The public is safeguarded from financial harm by a particular kind of surety bond called a notary bond. A legal contract between the notary and the surety company guarantees that the notary will comply with the state’s Notary public laws and regulations.
It is a low-risk bond that helps keep the premium costs down. Each state sets its bond limit.
What is a Notary Bond?
Most states require a specific kind of surety bond called a “notary bond” to protect the general public. It guarantees that a notary will execute their duties ethically and adhere to the state’s laws.
Notaries must obtain a notary bond Michigan before they can perform their duties. It’s a low-risk type of bond and is generally inexpensive in Michigan.
The bond is legally binding between the obligee (state agency), the principal (notary) and the surety company. If the state believes the notary has violated the law, they can file a claim against the bond.
If the claim is approved, the bond amount will reimburse the state or the person harmed by the notary’s actions. This protects the state and the consumer from financial loss and allows the notary to continue their work as a certified notary public.
Purpose of a Notary Bond
The purpose of a notary bond is to protect the individuals and businesses who need documents notarized from any harm that may occur due to a notary’s actions. This is because notaries regularly work with sensitive information and legal documents, and the people they often serve have a lot of financial trust.
Generally speaking, notary bonds are a low-risk type of bond that helps keep the premium costs to a minimum. However, other factors impact bond premiums, including the type of bond, amount, and where you live.
Notaries can also opt for Errors and Omissions (E&O) insurance, which is an add-on to a notary surety bond that protects from claims filed against you by clients that allege a mistake was made on their behalf. This policy is a great way to safeguard notaries from any lawsuits that might be filed due to honest errors on their part.
Cost of a Notary Bond
Each state has a different notary bond price. A notary bond is a surety bond that a notary must purchase before receiving their notary commission.
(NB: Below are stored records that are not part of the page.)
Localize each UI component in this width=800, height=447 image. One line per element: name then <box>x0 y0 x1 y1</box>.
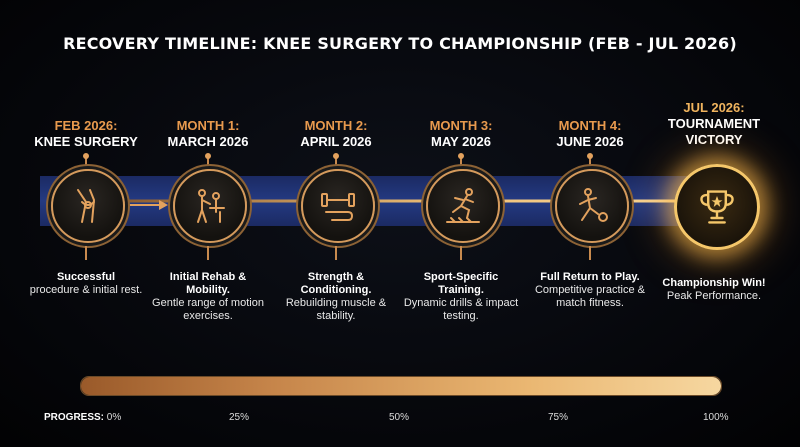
stage-description: Championship Win! Peak Performance. <box>662 277 766 302</box>
stage-period: MONTH 1: <box>176 118 240 133</box>
stage-node <box>173 169 247 243</box>
stage-node <box>301 169 375 243</box>
stage-description: Initial Rehab & Mobility. Gentle range of… <box>152 271 264 322</box>
stage-period: MONTH 4: <box>558 118 622 133</box>
stage-event: KNEE SURGERY <box>34 134 138 149</box>
rehab-therapist-icon <box>197 189 225 223</box>
timeline-track <box>115 199 685 203</box>
progress-tick-100: 100% <box>703 412 729 423</box>
timeline-arrow-head <box>159 200 168 210</box>
timeline-arrow <box>120 204 160 206</box>
progress-bar <box>80 376 722 396</box>
stage-description: Successful procedure & initial rest. <box>29 271 143 296</box>
stage-event: MAY 2026 <box>431 134 491 149</box>
stage-event: APRIL 2026 <box>300 134 372 149</box>
progress-label-0: PROGRESS: 0% <box>44 412 122 423</box>
stage-node <box>555 169 629 243</box>
sprinter-icon <box>446 188 480 223</box>
progress-tick-75: 75% <box>548 412 569 423</box>
stage-period: JUL 2026: <box>683 100 745 115</box>
stage-node <box>426 169 500 243</box>
progress-tick-50: 50% <box>389 412 410 423</box>
stage-node <box>674 164 760 250</box>
stage-period: FEB 2026: <box>54 118 118 133</box>
knee-joint-icon <box>77 189 96 223</box>
page-title: RECOVERY TIMELINE: KNEE SURGERY TO CHAMP… <box>63 34 737 53</box>
stage-event: JUNE 2026 <box>556 134 624 149</box>
stage-description: Full Return to Play. Competitive practice… <box>534 271 646 309</box>
progress-tick-25: 25% <box>229 412 250 423</box>
soccer-player-icon <box>579 188 608 222</box>
dumbbell-icon <box>321 193 355 221</box>
progress-fill <box>81 377 721 395</box>
trophy-icon <box>700 190 734 224</box>
stage-period: MONTH 2: <box>304 118 368 133</box>
stage-description: Sport-Specific Training. Dynamic drills &… <box>403 271 519 322</box>
stage-description: Strength & Conditioning. Rebuilding muscl… <box>285 271 387 322</box>
stage-event: TOURNAMENT VICTORY <box>667 116 761 147</box>
stage-event: MARCH 2026 <box>167 134 249 149</box>
stage-period: MONTH 3: <box>429 118 493 133</box>
stage-node <box>51 169 125 243</box>
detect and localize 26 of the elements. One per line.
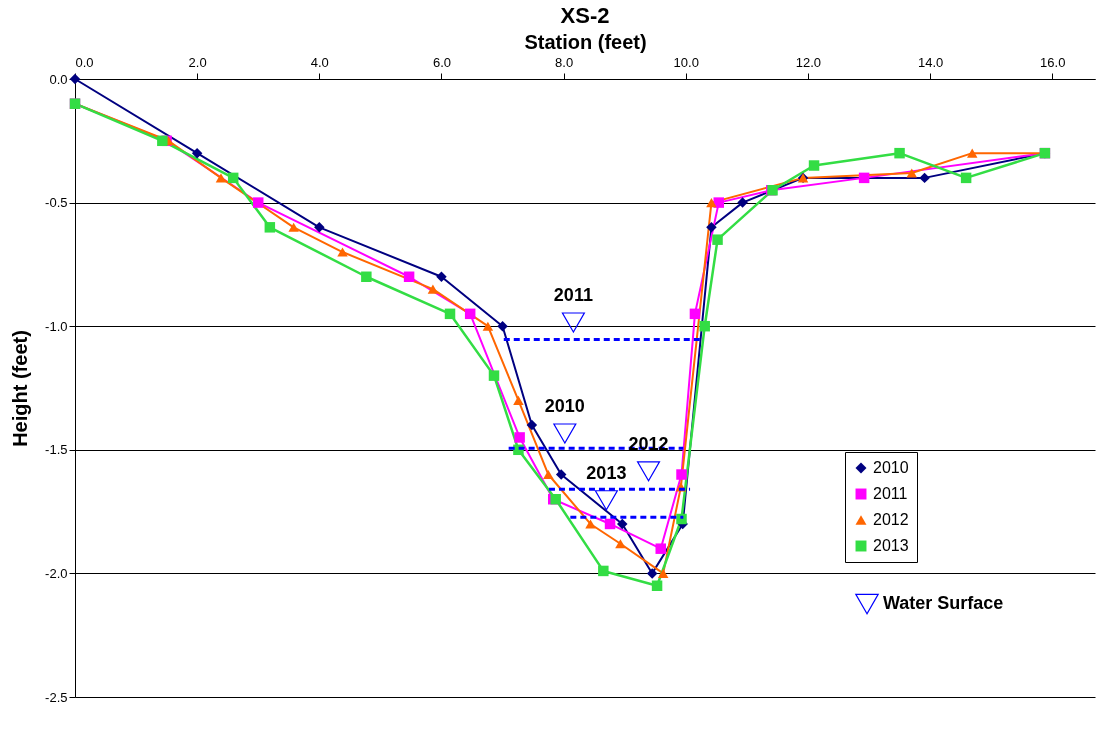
x-tick-label: 12.0 bbox=[795, 54, 822, 70]
y-tick-label: -1.0 bbox=[45, 318, 68, 334]
x-tick-label: 8.0 bbox=[555, 54, 574, 70]
x-tick-label: 14.0 bbox=[917, 54, 944, 70]
x-axis-title: Station (feet) bbox=[524, 30, 647, 53]
annotation: 2010 bbox=[544, 396, 585, 417]
y-axis-title: Height (feet) bbox=[9, 330, 32, 447]
x-tick-label: 6.0 bbox=[432, 54, 452, 70]
y-tick-label: 0.0 bbox=[49, 71, 68, 87]
y-tick-label: -2.5 bbox=[45, 689, 68, 705]
legend-label: 2013 bbox=[873, 537, 909, 554]
legend-label: Water Surface bbox=[883, 593, 1004, 613]
x-tick-label: 0.0 bbox=[75, 54, 94, 70]
legend-label: 2012 bbox=[873, 511, 909, 528]
x-tick-label: 2.0 bbox=[188, 54, 207, 70]
x-tick-label: 4.0 bbox=[310, 54, 329, 70]
annotation: 2011 bbox=[553, 285, 593, 306]
y-tick-label: -2.0 bbox=[45, 565, 68, 581]
legend-label: 2010 bbox=[873, 459, 909, 476]
x-tick-label: 16.0 bbox=[1040, 54, 1066, 70]
chart-title: XS-2 bbox=[560, 3, 610, 28]
y-tick-label: -1.5 bbox=[45, 442, 68, 458]
y-tick-label: -0.5 bbox=[45, 195, 68, 211]
x-tick-label: 10.0 bbox=[673, 54, 699, 70]
legend-label: 2011 bbox=[873, 485, 908, 502]
annotation: 2013 bbox=[586, 463, 627, 484]
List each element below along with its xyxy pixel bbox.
A surety bond protects the public from financial harm caused by a notary’s actions that violate the law. If a claim is made against the notary’s bond, then the surety company will pay an amount to reimburse those harmed by the notary’s actions.
In some states, a notary can also opt to purchase Errors and Omissions insurance as an additional layer of protection. This policy will cover any fees a notary might have to pay if a client sues them for an honest mistake.
How to Get a Notary Bond
Notary bonds are a common requirement for notaries to obtain to perform their duties as official and impartial witnesses. The bond assures the public that notaries will adhere to the law and lawfully perform their duties.
Notaries often work closely with important documents, such as wills, powers of attorney and deeds, which could prove crucial in a court of law. Notaries must ensure they have a notary bond before beginning their work.
A notary bond is an agreement between three parties: the obligee (the person who needs the bond), the principal and a surety company.
The notary then repays the surety company if they are successful in their claim against the bond. This is how notaries protect the public from harm and ensure they can provide services that meet the community’s needs.